Still, this is very interesting. Maybe most of all, it suggests something interesting about that super-potent Jake Gardiner and Connor Carrick pairing from early this year; Carrick may have been doing more than expected on the defensive end. Or put another way—Carrick and Rielly would seem like good bets to balance each other out a little. It’s a little hard to think of Carrick as a defensive d-man, but he’s feisty and he’ll fight for space. Maybe there’s something more there than we thought.

Matt Hunwick

It’s time for me to own up: I was very harsh on Matt Hunwick earlier this year, and I was wrong.

Hunwick is genuinely doing worthwhile defensive work, cutting down heavily on shots against, while producing points at a surprisingly decent clip (although whether you want to rely on the future of that odd shots for/expected shooting percentage split is up to you.) The Leafs don’t shoot much when he’s on the ice, compared to their normal machine gun rate, but they also put up a much better defensive showing. In defence of my earlier condemnation of him, Hunwick’s shot numbers got markedly better as the year went on. But he’s also one of those players that expected goals clearly marks out as doing genuinely useful d-zone stuff. As long as the Leafs aren’t giving up any kind of term to do it, I would be happy to have Matt Hunwick return to our third pair next season.

Roman Polak

I should preface this by saying: Roman Polak seems like a mensch. By all accounts he’s a good guy, as well as a tough and hard-working one, and he was once a pretty solid defenceman. His cringe-inducing injury in the playoffs came when he was playing his best hockey of the year, and it sucks. I hope for the best for him personally.

I just don’t think you can do as badly in shots against as he usually does and hold down an NHL job. Expected goals still thinks he’s okay, and certainly shot differentials aren’t the whole story. Polak is a walking shot quality argument (despite those heavy slapshots he wires off that don’t seem to ever achieve much.) But he gets submarined in shots against, and it’s much, much worse than anyone else in the defence group, including his regular partner Hunwick. That’s pretty tough to deal with.
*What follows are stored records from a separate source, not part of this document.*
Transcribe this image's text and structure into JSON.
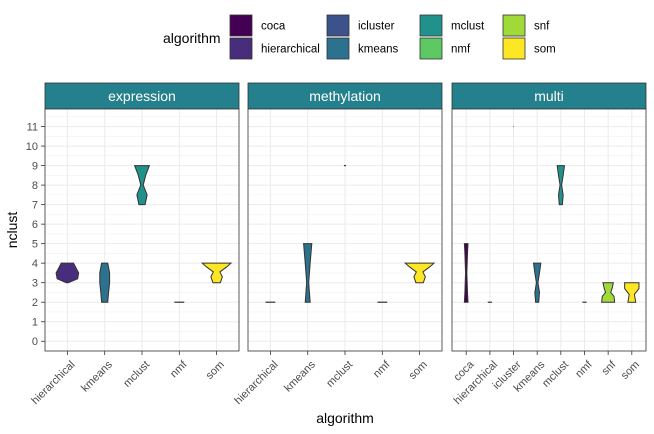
{
  "chart_data": {
    "type": "violin",
    "xlabel": "algorithm",
    "ylabel": "nclust",
    "ylim": [
      0,
      11
    ],
    "yticks": [
      0,
      1,
      2,
      3,
      4,
      5,
      6,
      7,
      8,
      9,
      10,
      11
    ],
    "grid": true,
    "legend": {
      "title": "algorithm",
      "placement": "top",
      "entries": [
        {
          "name": "coca",
          "color": "#440154"
        },
        {
          "name": "hierarchical",
          "color": "#472d7b"
        },
        {
          "name": "icluster",
          "color": "#3b528b"
        },
        {
          "name": "kmeans",
          "color": "#2c728e"
        },
        {
          "name": "mclust",
          "color": "#21918c"
        },
        {
          "name": "nmf",
          "color": "#5ec962"
        },
        {
          "name": "snf",
          "color": "#a0da39"
        },
        {
          "name": "som",
          "color": "#fde725"
        }
      ]
    },
    "facets": [
      {
        "label": "expression",
        "categories": [
          "hierarchical",
          "kmeans",
          "mclust",
          "nmf",
          "som"
        ],
        "violins": [
          {
            "algorithm": "hierarchical",
            "shape": [
              [
                3,
                0.05
              ],
              [
                3.2,
                0.5
              ],
              [
                3.5,
                0.55
              ],
              [
                3.8,
                0.4
              ],
              [
                4,
                0.3
              ]
            ]
          },
          {
            "algorithm": "kmeans",
            "shape": [
              [
                2,
                0.15
              ],
              [
                2.5,
                0.19
              ],
              [
                3,
                0.24
              ],
              [
                3.5,
                0.24
              ],
              [
                4,
                0.15
              ]
            ]
          },
          {
            "algorithm": "mclust",
            "shape": [
              [
                7,
                0.15
              ],
              [
                7.5,
                0.25
              ],
              [
                8,
                0.06
              ],
              [
                8.5,
                0.18
              ],
              [
                9,
                0.36
              ]
            ]
          },
          {
            "algorithm": "nmf",
            "shape": [
              [
                2,
                0.24
              ]
            ]
          },
          {
            "algorithm": "som",
            "shape": [
              [
                3,
                0.18
              ],
              [
                3.3,
                0.28
              ],
              [
                3.55,
                0.16
              ],
              [
                3.8,
                0.48
              ],
              [
                4,
                0.7
              ]
            ]
          }
        ]
      },
      {
        "label": "methylation",
        "categories": [
          "hierarchical",
          "kmeans",
          "mclust",
          "nmf",
          "som"
        ],
        "violins": [
          {
            "algorithm": "hierarchical",
            "shape": [
              [
                2,
                0.24
              ]
            ]
          },
          {
            "algorithm": "kmeans",
            "shape": [
              [
                2,
                0.12
              ],
              [
                3,
                0.05
              ],
              [
                4,
                0.12
              ],
              [
                5,
                0.2
              ]
            ]
          },
          {
            "algorithm": "mclust",
            "shape": [
              [
                9,
                0.05
              ]
            ]
          },
          {
            "algorithm": "nmf",
            "shape": [
              [
                2,
                0.24
              ]
            ]
          },
          {
            "algorithm": "som",
            "shape": [
              [
                3,
                0.18
              ],
              [
                3.3,
                0.28
              ],
              [
                3.55,
                0.16
              ],
              [
                3.8,
                0.48
              ],
              [
                4,
                0.7
              ]
            ]
          }
        ]
      },
      {
        "label": "multi",
        "categories": [
          "coca",
          "hierarchical",
          "icluster",
          "kmeans",
          "mclust",
          "nmf",
          "snf",
          "som"
        ],
        "violins": [
          {
            "algorithm": "coca",
            "shape": [
              [
                2,
                0.14
              ],
              [
                2.5,
                0.1
              ],
              [
                3.5,
                0.05
              ],
              [
                4.5,
                0.1
              ],
              [
                5,
                0.14
              ]
            ]
          },
          {
            "algorithm": "hierarchical",
            "shape": [
              [
                2,
                0.16
              ]
            ]
          },
          {
            "algorithm": "icluster",
            "shape": [
              [
                11,
                0.02
              ]
            ]
          },
          {
            "algorithm": "kmeans",
            "shape": [
              [
                2,
                0.12
              ],
              [
                2.5,
                0.18
              ],
              [
                3,
                0.06
              ],
              [
                3.5,
                0.18
              ],
              [
                4,
                0.28
              ]
            ]
          },
          {
            "algorithm": "mclust",
            "shape": [
              [
                7,
                0.12
              ],
              [
                7.5,
                0.18
              ],
              [
                8,
                0.06
              ],
              [
                8.5,
                0.18
              ],
              [
                9,
                0.28
              ]
            ]
          },
          {
            "algorithm": "nmf",
            "shape": [
              [
                2,
                0.16
              ]
            ]
          },
          {
            "algorithm": "snf",
            "shape": [
              [
                2,
                0.5
              ],
              [
                2.3,
                0.45
              ],
              [
                2.5,
                0.2
              ],
              [
                2.7,
                0.3
              ],
              [
                3,
                0.4
              ]
            ]
          },
          {
            "algorithm": "som",
            "shape": [
              [
                2,
                0.3
              ],
              [
                2.4,
                0.2
              ],
              [
                2.7,
                0.55
              ],
              [
                3,
                0.55
              ]
            ]
          }
        ]
      }
    ]
  }
}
Having said that; as with Hunwick, Polak improved as the year went on. Unfortunately, that was before an injury that threatened his already questionable mobility. If the Leafs are operating coldly, they shouldn’t re-sign Polak (at least as a player—he might make a pretty fine consultant in the Robidas style, if they want another one.) I’ll understand why they might want to bring him back, but at best, I don’t think he’s more than a 7D now.

Martin Marincin

I have long been a card-carrying member of the Marmar Fan Club—actually, at this point, I’m not sure if there’s anyone else left in it besides me and Arvind—and it’s because of numbers like these. Martin Marincin does everything at an above average level except produce points, and yet people who go by the eye test loathe him. Mike Babcock seemed unimpressed with his work for much of this year, but Marmar reappeared a penalty-killer when push came to shove. His work against the guillotine-like Washington power play was bordering on heroic at times.

There are really only two ways to go with Marincin: either he’s a sneakily good defensive defenceman on net value—I’m not defending the occasional brain fart he has where he gifts the puck away—or the numbers are all wrong. Maybe the stats overrate Marincin, but I find it very hard to believe he can do so many things that lead to consistently good underlying numbers and be totally useless. Hell, his relative shot share is the best on the team. And Marincin is a left-hand defender who can survive playing right side. If the Leafs still have Marincin next season, and I think they will, they might make some decent use of him yet.